APE1 inhibits foam cell formation from macrophages via LOX1 suppression.

BACKGROUND Macrophage activation and massive foam cell formation are key events in the development of Atherosclerosis (AS). Apurinic apyrimidinic endonuclease 1/Redox factor-1 (APE1) is an enzyme responsible for DNA repair and redox regulation. Recent studies indicate that APE1 is also involved in inflammatory response. We sought to explore its effect on oxidized low-density lipoprotein (oxLDL) induced macrophage activation and foam cell formation. METHODS Human macrophage cell line THP-1 cells were cultured and treated with oxLDL. The mRNA and protein levels of inflammatory markers for macrophage activation were measured. Foam cell formation was detected by Oil red O staining. Meanwhile the major cellular receptors responsible for oxLDL uptake and efflux were detected.
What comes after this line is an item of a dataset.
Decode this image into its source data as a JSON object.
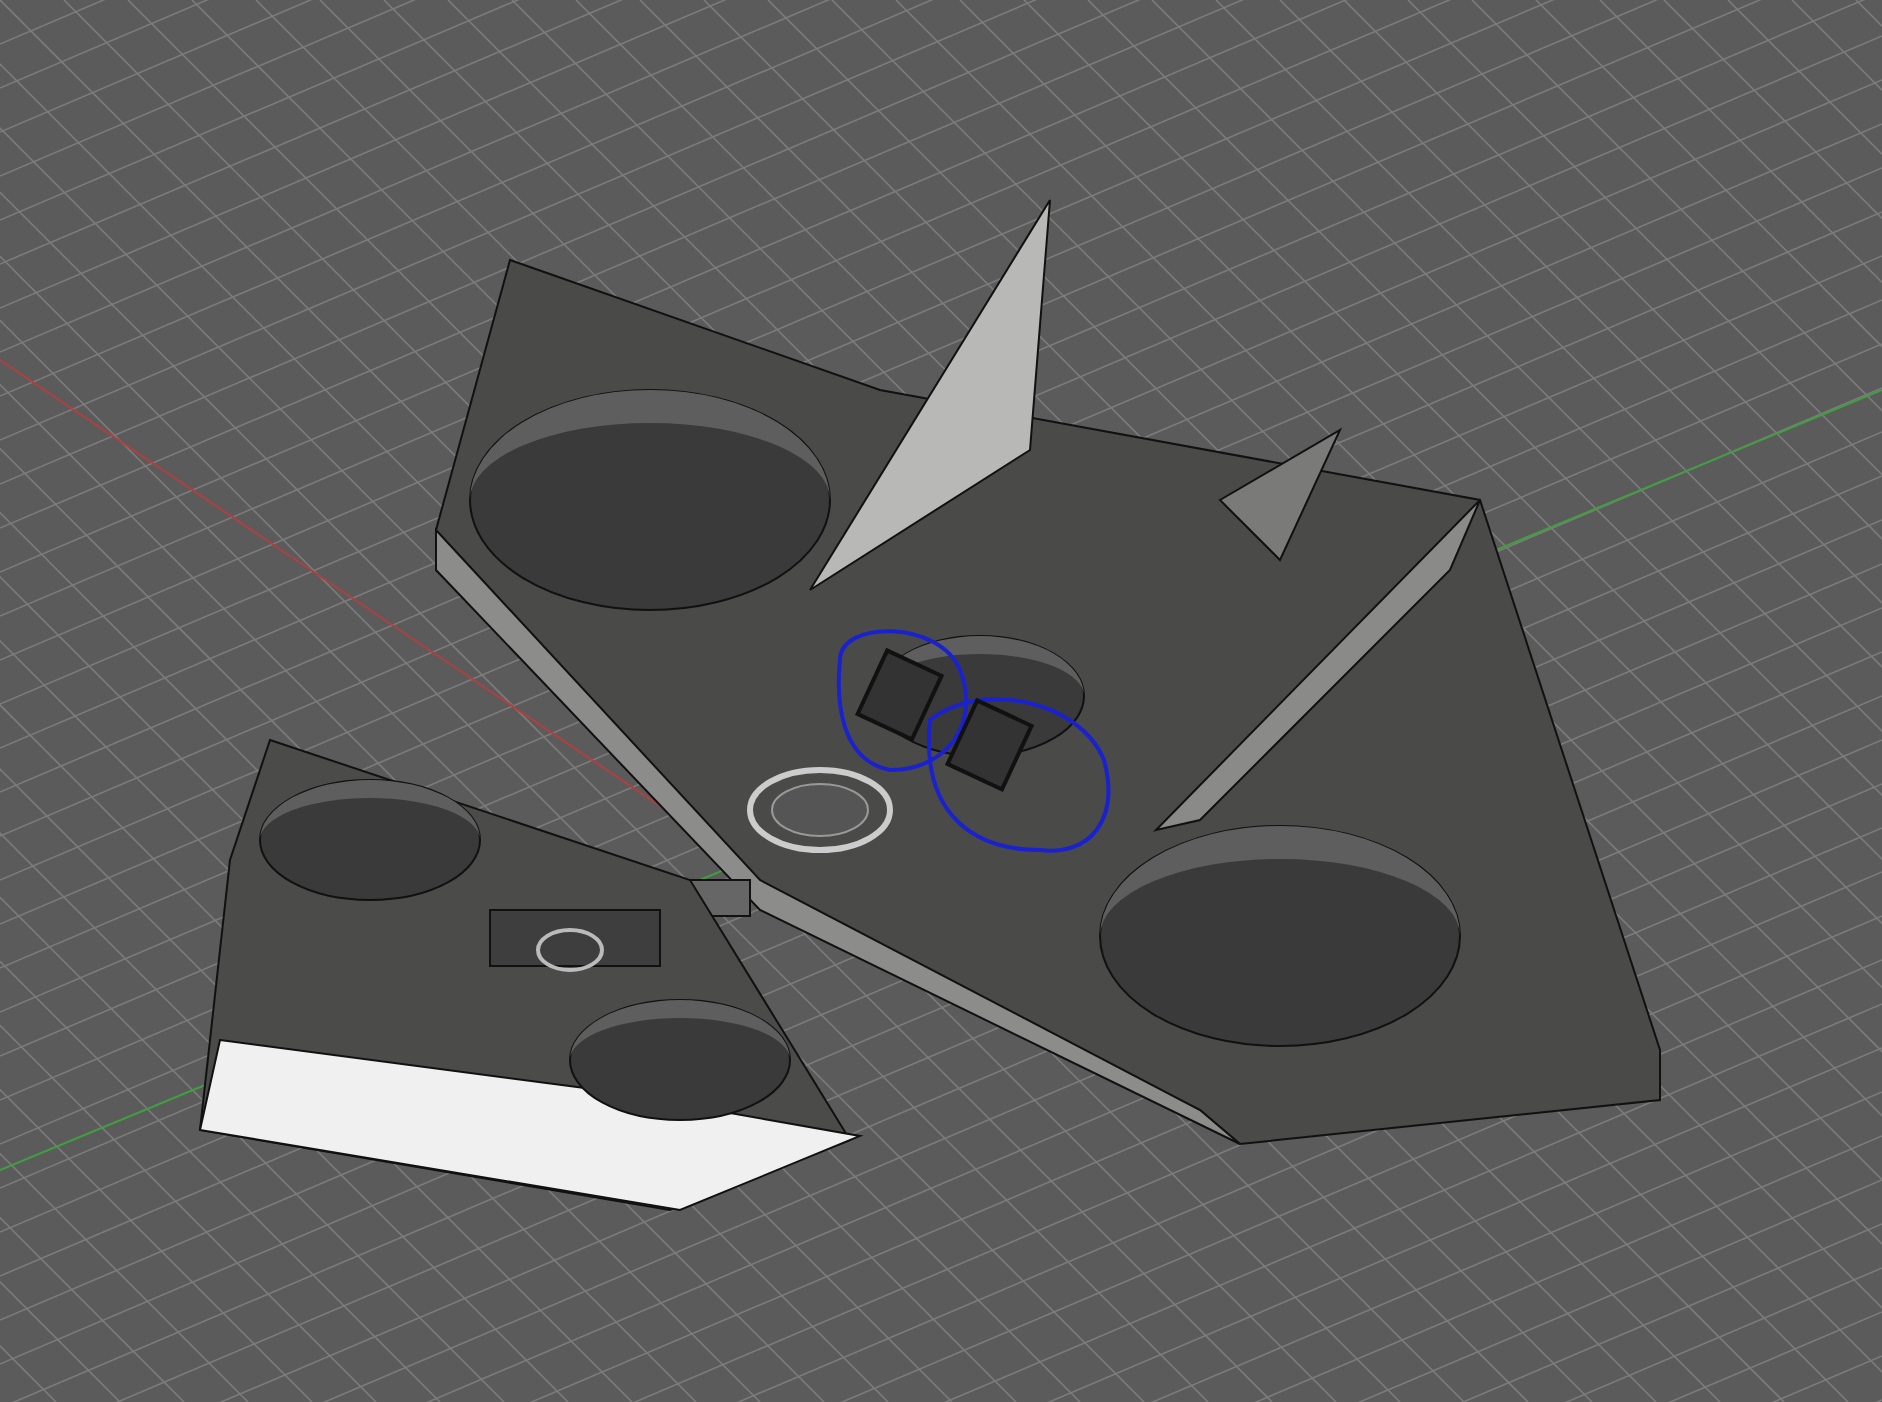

Chromatin immunoprecipitation-quantitative real time PCR (ChIP-qPCR) and dual luciferase reporter assays were performed to identify the molecular mechanisms through which APE1 affects macrophage activation and foam cell formation. RESULTS Aberrant APE1 expression dramatically decreases the mRNA and protein of oxLDL-induced inflammatory molecules in THP-1 cells, accompanied by significantly inhibited foam cell formation. Western blot assay showed that down-regulation of LOX1, a receptor of oxLDL, is responsible for the inhibitory effect of APE1 on oxLDL induced macrophage inflammation. ChIP-qPCR assay showed that APE1 inhibits binding of the LOX1 promoter to its transcription factor Oct1, leading to suppression of LOX1. CONCLUSION Our data confirm the anti-inflammatory properties of APE1 and for the first-time report that APE1 suppresses foam cell formation from macrophages via the oxLDL receptor LOX1. This finding indicates that APE1 can be a therapeutic target for AS prevention.